Often times in the NBA long-term contracts are as much about paying a guy for the player he is someday going to be as they are paying what that player is worth at the moment. It's a futures game and front offices are tasked with projecting what players will become over the course of three, four and five years.
In John Wall, the Wizards have a firmly established star who turns 27 this week. He's a safe bet with four All-Star appearances already to his name.
That said, his recently signed four-year, $170 million extension will keep him in Washington through at least his Age 31 season. The final year of his deal, his Age 32 season, includes a player option.
In brokering this deal, the Wizards had to project how Wall's game will develop over the course of the next five or six years. That's a long time, but as team president Ernie Grunfeld explained in detail, they feel very comfortable about Wall's future.
"Thirty is still very young in the NBA nowadays.
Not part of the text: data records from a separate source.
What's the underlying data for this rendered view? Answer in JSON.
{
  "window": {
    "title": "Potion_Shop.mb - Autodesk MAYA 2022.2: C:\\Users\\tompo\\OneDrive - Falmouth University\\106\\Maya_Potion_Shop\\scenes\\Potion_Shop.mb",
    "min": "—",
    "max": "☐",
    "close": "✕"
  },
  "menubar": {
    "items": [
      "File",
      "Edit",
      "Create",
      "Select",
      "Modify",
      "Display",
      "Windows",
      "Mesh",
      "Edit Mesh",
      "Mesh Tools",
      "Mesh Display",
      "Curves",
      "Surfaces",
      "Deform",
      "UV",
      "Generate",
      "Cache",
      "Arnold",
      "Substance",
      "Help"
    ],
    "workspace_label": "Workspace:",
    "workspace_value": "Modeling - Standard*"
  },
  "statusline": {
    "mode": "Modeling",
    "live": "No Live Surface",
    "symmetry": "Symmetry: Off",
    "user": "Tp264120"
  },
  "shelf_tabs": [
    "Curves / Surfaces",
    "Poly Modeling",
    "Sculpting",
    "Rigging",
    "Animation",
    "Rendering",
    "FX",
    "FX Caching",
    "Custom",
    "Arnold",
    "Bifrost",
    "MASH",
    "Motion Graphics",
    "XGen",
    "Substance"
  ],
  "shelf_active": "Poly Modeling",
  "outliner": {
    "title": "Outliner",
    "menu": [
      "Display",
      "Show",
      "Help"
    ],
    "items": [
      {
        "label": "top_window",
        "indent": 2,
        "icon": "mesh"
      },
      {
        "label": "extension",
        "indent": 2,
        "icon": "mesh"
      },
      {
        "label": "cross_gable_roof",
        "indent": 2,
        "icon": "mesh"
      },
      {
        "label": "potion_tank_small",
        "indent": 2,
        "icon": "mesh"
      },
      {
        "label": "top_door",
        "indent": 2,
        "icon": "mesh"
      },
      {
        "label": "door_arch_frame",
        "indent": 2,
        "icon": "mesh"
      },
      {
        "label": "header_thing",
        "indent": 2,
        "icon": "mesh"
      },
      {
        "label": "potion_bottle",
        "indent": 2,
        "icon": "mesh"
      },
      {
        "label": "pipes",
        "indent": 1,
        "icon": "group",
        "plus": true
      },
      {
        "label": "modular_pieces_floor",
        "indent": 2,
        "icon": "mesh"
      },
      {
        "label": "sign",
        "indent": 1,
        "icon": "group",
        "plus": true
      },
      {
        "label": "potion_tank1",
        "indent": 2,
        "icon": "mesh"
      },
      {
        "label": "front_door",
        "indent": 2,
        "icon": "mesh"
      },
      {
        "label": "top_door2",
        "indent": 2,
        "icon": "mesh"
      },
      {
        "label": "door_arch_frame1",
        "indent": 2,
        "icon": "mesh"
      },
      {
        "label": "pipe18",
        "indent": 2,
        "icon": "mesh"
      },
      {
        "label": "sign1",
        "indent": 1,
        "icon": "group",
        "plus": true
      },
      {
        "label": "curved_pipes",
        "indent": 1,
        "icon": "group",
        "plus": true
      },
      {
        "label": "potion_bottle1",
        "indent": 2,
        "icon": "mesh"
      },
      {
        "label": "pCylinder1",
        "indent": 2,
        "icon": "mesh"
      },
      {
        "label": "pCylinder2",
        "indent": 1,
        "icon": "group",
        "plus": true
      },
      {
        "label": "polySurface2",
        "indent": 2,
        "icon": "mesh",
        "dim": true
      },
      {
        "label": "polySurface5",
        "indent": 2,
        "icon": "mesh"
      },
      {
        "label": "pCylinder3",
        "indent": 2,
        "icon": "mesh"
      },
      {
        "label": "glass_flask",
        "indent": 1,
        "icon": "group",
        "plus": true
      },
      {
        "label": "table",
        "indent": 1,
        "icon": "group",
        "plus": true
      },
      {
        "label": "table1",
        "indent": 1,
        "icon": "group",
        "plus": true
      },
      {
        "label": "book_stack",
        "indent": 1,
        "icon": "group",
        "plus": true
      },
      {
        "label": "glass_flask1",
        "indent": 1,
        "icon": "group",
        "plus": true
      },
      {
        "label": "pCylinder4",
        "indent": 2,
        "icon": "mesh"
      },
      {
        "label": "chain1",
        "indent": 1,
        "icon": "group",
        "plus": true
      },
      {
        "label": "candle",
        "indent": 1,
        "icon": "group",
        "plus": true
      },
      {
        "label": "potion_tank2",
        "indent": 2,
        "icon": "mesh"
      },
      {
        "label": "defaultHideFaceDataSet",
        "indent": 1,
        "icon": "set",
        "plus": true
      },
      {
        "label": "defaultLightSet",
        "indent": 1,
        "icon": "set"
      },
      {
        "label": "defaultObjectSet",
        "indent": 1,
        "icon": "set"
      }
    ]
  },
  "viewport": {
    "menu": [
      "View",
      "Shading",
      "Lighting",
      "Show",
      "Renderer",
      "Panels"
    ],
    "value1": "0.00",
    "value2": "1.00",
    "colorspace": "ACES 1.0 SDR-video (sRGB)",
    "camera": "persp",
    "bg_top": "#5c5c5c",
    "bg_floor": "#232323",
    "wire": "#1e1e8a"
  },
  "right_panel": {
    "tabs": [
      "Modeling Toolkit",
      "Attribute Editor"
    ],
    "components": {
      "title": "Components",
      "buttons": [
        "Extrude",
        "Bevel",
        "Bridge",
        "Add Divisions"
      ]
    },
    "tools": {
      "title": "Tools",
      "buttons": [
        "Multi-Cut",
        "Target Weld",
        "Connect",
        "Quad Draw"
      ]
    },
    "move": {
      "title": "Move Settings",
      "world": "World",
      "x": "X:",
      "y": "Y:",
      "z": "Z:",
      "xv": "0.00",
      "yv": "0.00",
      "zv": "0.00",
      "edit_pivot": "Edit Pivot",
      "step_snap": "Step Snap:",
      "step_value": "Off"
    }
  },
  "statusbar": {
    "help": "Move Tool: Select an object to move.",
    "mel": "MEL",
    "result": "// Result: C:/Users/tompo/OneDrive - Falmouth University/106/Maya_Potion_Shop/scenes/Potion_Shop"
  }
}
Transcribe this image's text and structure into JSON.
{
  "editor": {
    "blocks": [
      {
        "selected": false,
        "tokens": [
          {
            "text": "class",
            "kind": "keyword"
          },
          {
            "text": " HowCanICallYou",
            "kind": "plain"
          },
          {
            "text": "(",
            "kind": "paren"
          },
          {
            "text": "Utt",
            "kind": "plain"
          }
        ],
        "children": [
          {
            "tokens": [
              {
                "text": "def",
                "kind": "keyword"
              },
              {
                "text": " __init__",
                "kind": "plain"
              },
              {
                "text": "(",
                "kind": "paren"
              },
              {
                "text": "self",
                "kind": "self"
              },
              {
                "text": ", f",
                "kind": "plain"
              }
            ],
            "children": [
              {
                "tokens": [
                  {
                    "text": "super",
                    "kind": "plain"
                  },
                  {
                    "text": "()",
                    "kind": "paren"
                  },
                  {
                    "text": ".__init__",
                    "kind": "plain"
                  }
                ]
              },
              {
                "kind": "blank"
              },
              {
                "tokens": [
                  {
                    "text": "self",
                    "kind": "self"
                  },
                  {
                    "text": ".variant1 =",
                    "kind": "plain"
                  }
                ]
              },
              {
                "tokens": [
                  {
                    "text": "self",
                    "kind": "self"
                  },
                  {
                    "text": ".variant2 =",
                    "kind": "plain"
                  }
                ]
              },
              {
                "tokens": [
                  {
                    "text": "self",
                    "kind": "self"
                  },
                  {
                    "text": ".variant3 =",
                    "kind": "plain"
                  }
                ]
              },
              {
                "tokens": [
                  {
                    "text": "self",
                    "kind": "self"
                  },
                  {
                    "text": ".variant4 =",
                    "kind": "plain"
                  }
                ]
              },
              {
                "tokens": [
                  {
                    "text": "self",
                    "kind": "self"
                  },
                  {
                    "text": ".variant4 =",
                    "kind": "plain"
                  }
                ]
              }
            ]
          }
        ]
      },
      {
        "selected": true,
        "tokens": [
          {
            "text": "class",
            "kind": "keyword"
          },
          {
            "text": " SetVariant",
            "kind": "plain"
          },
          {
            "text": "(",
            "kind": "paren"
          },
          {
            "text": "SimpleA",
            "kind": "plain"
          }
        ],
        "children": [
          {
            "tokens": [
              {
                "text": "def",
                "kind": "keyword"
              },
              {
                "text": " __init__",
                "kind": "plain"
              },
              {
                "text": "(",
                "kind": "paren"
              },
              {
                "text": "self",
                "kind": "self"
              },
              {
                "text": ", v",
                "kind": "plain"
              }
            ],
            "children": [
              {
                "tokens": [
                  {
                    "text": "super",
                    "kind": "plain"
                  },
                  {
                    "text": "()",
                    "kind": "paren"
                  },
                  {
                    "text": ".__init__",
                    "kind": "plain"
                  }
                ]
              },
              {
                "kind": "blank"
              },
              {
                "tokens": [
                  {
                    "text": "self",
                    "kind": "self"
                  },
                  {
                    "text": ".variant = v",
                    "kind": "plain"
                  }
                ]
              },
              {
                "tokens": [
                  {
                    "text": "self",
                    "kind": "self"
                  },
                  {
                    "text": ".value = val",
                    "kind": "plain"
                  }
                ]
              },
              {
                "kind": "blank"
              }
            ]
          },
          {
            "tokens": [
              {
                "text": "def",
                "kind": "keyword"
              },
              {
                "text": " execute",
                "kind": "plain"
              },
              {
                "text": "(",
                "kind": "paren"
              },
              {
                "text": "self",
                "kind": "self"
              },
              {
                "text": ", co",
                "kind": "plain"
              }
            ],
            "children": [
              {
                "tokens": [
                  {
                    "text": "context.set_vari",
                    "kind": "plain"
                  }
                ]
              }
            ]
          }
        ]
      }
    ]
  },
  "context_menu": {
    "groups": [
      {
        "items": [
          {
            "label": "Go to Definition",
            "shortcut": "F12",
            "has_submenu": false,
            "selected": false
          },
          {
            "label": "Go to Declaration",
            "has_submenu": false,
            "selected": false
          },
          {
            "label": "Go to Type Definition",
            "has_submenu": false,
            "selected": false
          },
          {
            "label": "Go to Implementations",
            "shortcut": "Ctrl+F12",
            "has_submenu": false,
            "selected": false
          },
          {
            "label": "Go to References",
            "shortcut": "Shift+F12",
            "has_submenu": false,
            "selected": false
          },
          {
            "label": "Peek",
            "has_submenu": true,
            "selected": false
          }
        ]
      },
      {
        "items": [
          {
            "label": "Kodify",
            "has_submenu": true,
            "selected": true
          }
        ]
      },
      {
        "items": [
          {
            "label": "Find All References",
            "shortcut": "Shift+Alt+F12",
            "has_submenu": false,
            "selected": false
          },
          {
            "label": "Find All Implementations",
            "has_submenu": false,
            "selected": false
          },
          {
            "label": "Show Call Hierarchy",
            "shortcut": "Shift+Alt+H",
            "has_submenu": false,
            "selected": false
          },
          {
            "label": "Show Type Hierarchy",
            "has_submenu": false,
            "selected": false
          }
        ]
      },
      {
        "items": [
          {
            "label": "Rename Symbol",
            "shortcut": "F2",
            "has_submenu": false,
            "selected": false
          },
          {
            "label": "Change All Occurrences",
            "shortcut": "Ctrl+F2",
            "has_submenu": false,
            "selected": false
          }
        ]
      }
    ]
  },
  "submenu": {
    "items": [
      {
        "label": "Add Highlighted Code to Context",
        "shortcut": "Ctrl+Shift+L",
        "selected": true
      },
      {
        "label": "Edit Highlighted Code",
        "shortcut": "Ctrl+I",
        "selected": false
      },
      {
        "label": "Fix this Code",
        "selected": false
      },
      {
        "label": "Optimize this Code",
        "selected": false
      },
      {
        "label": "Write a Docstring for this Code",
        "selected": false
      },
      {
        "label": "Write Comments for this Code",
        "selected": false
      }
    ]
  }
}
But we’ve seen John grow every single year. He’s improved every year he’s been in the league. The last four years he’s been an All-Star. This past year he was an elite-level player making the All-NBA team. He’s improved his shooting, he’s improved his knowledge of the game. The game has really slowed down for him. His first two or three years he was just up and down the floor trying to get to the basket and get layups. Now he reads the floor and he reads the situations and makes the right plays at the right times," Grunfeld said.
[RELATED: BROOKS WANTS WIZARDS TO EMBRACE EXPECTATIONS]
"John is one of the rare players, I can’t even think of two or three others besides maybe LeBron [James], who makes players around him better. That’s very hard to find. John is a true pass-first point guard. The way the league is changing now, the point guard position is obvously the most important position. It’s like quarterbacks in football. It’s really more scoring point guards who can also get assists and get their teammates involved. I think John’s primary goal is to get that assist, to look to help a teammate. And then when he needs to score, he can also score, as he’s shown."
Grunfeld drafted Wall in 2010 with the first overall pick and has seen him mature on and off the court. This past season was his best, as he put up career-highs of 23.1 points, 10.7 assists, 2.0 steals and a 45.1 field goal percentage. Grunfeld insists there is another level or two Wall can reach and the Wizards are confident he will get there.
"He’s improved his three-point shooting. I think he was working on it very hard to continue to improve it. [Coach Scott Brooks] has said now he’s going to be working on his defense a little bit also and see if he can improve in that area. At his age, he hasn’t reached his peak yet," Grunfeld said. "That’s the good situation about our team right now. Now we have stability, we have continuity with three very young players who are not even close to reaching their prime yet."
Grunfeld was referring, of course, to Bradley Beal and Otto Porter, two 24-year-olds who signed contract extensions of their own in the past 13 months. The Wizards are banking on their core three to continue growing together. They have done their best to project the future and like what they see.